While painted cabinetry is the most commonly seen iteration of the two-toned cabinetry look, many designers also use a combination of stained wood and paint for a more natural, understated take on the effect.
“You can pair almost any color with stained wood, but there are some woods that look better than others,” says Chung. “Steer away from woods that appear too orange, yellow, or red, and instead go with woods such as walnut or white oak with a neutral stain. White oak can appear a bit yellow in its natural state, so I like to apply a light whitewash or even gray to neutralize the yellow/honey tones. Then, when introducing a color with stained wood, go with blues or greens—they emulate the outdoors.”
Looking for more inspiration for bringing two-toned cabinetry into your home? Check out a few of our favorite takes on the look, below.
For this classic and timeless take on two-toned cabinetry, designer Alison Giese paired upper and lower cabinetry from Unique Kitchens and Bath (in “Candlewick” and “Peppercorn” respectively) with classic wood floors and a sleek subway tile backsplash for a casual and effortless space.
Designer Sarah Sherman Samuel used IKEA boxes and Semihandmade cabinet fronts to create this stunning kitchen. The upper cabinets are coated with a creamy white (Farrow & Ball’s Whimborne White), while the lowers pop just enough in Farrow & Ball’s gray-green shade, Pigeon.
In this kitchen from Jenna Sue Design, upper white IKEA cabinets are offset by a similar style by the brand, painted in Benjamin Moore’s rich forest green shade, Peale Green. Wood floors, a handmade tile backsplash, and butcher block countertops all add a touch of organic appeal to the room.

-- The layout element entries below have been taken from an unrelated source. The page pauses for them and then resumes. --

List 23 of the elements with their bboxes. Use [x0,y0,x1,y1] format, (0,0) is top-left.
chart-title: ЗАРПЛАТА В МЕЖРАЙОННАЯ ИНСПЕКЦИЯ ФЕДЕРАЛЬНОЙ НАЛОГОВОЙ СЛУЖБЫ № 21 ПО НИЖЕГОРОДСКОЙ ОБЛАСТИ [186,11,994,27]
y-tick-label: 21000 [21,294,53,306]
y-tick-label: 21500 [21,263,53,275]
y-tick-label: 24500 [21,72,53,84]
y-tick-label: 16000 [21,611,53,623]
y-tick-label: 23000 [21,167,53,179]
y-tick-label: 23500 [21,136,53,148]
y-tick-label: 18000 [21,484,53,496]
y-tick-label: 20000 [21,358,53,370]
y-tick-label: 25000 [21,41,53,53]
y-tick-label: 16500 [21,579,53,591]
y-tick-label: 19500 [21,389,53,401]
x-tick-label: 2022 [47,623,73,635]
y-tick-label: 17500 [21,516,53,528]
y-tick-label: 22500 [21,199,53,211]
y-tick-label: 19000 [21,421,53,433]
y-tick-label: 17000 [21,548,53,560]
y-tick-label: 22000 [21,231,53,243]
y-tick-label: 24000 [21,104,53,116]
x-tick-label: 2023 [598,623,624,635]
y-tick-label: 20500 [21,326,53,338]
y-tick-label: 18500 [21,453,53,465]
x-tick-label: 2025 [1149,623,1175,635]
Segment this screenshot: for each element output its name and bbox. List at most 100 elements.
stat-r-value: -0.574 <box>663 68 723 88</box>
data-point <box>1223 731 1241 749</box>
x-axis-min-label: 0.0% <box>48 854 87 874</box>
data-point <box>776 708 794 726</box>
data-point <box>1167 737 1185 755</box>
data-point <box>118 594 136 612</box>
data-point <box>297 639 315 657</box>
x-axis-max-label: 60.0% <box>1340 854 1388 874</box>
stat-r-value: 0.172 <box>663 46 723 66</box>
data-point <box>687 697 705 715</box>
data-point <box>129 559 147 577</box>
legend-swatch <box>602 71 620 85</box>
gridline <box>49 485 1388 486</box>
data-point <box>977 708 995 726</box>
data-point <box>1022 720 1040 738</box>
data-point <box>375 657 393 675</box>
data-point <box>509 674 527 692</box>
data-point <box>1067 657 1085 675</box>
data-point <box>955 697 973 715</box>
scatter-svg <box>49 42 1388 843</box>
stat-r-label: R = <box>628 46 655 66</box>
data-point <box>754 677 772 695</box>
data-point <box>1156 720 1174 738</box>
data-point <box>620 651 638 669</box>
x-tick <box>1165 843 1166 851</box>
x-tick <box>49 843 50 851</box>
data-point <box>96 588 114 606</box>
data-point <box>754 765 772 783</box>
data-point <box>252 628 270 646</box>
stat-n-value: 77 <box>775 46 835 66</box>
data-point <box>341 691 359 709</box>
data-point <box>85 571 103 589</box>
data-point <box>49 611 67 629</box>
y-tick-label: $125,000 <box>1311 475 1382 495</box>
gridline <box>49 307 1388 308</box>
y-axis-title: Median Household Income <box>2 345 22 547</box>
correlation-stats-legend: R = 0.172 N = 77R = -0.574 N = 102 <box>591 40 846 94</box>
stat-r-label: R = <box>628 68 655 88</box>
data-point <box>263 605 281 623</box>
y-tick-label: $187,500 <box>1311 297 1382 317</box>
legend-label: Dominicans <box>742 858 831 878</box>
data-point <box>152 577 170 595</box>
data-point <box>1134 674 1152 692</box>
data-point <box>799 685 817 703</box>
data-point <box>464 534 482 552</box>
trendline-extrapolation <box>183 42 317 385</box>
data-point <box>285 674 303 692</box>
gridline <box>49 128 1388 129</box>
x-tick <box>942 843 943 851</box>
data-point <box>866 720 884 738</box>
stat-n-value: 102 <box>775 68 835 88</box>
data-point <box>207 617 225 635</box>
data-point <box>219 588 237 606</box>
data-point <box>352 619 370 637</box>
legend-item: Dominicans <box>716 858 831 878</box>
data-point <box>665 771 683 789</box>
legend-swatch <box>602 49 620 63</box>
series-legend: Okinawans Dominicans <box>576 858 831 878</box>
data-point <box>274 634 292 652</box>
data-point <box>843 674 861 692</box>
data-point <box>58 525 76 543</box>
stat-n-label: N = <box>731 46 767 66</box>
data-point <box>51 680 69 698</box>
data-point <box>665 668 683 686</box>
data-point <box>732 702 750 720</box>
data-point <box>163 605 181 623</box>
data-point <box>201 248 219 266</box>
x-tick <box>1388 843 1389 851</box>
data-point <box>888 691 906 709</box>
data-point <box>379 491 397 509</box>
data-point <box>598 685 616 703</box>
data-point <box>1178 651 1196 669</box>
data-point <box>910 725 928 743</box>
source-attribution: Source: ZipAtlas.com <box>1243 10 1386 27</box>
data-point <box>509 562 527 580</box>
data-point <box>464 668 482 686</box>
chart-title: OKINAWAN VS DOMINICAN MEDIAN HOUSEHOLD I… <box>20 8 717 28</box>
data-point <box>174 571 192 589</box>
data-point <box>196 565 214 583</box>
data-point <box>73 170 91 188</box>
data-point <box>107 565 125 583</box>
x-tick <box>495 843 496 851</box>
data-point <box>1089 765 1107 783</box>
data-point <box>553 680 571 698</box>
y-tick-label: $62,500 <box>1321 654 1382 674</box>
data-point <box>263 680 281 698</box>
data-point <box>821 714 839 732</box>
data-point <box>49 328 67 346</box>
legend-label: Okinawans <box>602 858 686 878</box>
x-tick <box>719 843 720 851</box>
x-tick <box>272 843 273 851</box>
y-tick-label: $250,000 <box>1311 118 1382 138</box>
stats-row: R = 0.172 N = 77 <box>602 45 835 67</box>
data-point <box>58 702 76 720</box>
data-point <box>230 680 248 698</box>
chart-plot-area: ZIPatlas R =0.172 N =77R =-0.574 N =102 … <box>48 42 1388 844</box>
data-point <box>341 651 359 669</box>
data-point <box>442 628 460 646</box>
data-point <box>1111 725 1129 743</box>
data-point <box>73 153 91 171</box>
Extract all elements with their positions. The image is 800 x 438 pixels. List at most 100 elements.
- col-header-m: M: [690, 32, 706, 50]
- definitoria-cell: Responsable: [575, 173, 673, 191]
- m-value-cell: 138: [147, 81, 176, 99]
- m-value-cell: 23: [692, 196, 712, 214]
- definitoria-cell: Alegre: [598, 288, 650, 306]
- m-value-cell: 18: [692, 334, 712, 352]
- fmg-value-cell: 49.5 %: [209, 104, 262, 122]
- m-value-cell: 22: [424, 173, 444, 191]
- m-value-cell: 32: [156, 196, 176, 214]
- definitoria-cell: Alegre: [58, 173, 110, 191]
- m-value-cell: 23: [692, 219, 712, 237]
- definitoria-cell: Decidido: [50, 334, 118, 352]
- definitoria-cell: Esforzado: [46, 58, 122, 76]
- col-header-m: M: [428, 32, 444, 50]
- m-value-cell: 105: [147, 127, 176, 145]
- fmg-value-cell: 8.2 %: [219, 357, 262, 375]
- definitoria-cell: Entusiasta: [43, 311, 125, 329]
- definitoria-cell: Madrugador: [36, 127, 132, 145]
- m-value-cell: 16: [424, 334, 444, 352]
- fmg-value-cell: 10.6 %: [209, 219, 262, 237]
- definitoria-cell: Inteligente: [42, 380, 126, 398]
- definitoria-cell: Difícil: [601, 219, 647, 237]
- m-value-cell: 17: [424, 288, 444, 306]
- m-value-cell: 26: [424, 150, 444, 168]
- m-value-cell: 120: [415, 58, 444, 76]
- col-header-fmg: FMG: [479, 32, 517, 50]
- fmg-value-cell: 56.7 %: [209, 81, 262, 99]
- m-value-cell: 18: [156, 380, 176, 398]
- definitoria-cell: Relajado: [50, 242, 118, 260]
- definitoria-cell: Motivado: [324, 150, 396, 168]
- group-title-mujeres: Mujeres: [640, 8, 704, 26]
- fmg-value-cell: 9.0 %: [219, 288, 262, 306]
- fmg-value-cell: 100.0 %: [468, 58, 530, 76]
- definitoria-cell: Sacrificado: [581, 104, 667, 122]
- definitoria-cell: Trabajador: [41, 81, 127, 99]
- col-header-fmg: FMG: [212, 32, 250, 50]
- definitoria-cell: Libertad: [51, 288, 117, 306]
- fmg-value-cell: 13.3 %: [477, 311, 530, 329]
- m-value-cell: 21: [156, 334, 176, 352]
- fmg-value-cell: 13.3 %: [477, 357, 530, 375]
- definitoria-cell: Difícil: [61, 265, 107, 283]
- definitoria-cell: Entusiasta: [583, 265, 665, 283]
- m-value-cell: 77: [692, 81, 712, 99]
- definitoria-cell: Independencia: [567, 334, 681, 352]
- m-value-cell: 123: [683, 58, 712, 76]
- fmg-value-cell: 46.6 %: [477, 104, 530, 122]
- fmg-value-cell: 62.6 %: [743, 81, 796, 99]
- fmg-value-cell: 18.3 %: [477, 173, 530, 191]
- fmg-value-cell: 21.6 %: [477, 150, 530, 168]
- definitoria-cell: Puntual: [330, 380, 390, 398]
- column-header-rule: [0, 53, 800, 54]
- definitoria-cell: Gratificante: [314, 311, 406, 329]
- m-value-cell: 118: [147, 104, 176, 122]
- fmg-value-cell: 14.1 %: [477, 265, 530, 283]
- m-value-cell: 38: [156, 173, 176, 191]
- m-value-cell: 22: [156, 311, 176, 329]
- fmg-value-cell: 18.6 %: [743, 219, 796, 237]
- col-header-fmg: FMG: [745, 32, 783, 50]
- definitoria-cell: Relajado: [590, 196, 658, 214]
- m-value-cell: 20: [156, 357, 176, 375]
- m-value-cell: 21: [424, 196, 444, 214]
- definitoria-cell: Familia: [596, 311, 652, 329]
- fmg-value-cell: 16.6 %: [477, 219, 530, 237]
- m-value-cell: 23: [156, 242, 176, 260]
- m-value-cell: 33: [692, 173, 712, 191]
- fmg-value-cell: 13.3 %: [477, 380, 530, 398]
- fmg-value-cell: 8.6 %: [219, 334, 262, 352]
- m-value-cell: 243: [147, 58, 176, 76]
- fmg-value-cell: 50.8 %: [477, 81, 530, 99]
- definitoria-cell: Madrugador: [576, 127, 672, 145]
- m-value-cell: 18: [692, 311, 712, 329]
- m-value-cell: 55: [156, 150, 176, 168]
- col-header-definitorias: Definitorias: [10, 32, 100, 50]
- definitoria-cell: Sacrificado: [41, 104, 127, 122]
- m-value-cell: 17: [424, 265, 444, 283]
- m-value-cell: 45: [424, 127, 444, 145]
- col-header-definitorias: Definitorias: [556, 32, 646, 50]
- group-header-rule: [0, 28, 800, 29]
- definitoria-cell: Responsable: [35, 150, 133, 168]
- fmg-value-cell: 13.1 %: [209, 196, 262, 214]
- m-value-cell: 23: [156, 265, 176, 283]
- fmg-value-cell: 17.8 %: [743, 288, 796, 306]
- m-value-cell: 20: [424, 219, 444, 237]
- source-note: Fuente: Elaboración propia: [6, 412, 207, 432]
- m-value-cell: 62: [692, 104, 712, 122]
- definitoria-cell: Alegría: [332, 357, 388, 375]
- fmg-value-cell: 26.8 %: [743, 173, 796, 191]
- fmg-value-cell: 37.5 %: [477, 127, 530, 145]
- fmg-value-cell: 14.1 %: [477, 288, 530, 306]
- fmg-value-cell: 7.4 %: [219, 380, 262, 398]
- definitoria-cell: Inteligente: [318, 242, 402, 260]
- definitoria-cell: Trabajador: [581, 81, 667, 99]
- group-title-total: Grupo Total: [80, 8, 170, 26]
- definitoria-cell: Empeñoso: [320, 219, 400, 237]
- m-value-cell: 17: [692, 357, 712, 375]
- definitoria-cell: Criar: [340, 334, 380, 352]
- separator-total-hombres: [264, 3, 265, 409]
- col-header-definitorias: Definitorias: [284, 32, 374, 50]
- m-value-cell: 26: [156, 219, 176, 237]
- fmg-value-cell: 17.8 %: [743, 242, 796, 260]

In this kitchen from Remedy Design, an inky black island looks eye-catching against creamy grey cabinetry. The light wood flooring, floating wood shelves, and a hood detail adds a rich layer to the space.
This kitchen from ZDesign at Home is the trifecta of two-toned (actually, multi-toned) cabinetry. The sprawling space is made cozy with a combination of white oak lower cabinetry and white upper cabinetry in Sherwin-Williams Snowbound, offset by a rich gray island coated in Sherwin-Williams Iron Ore.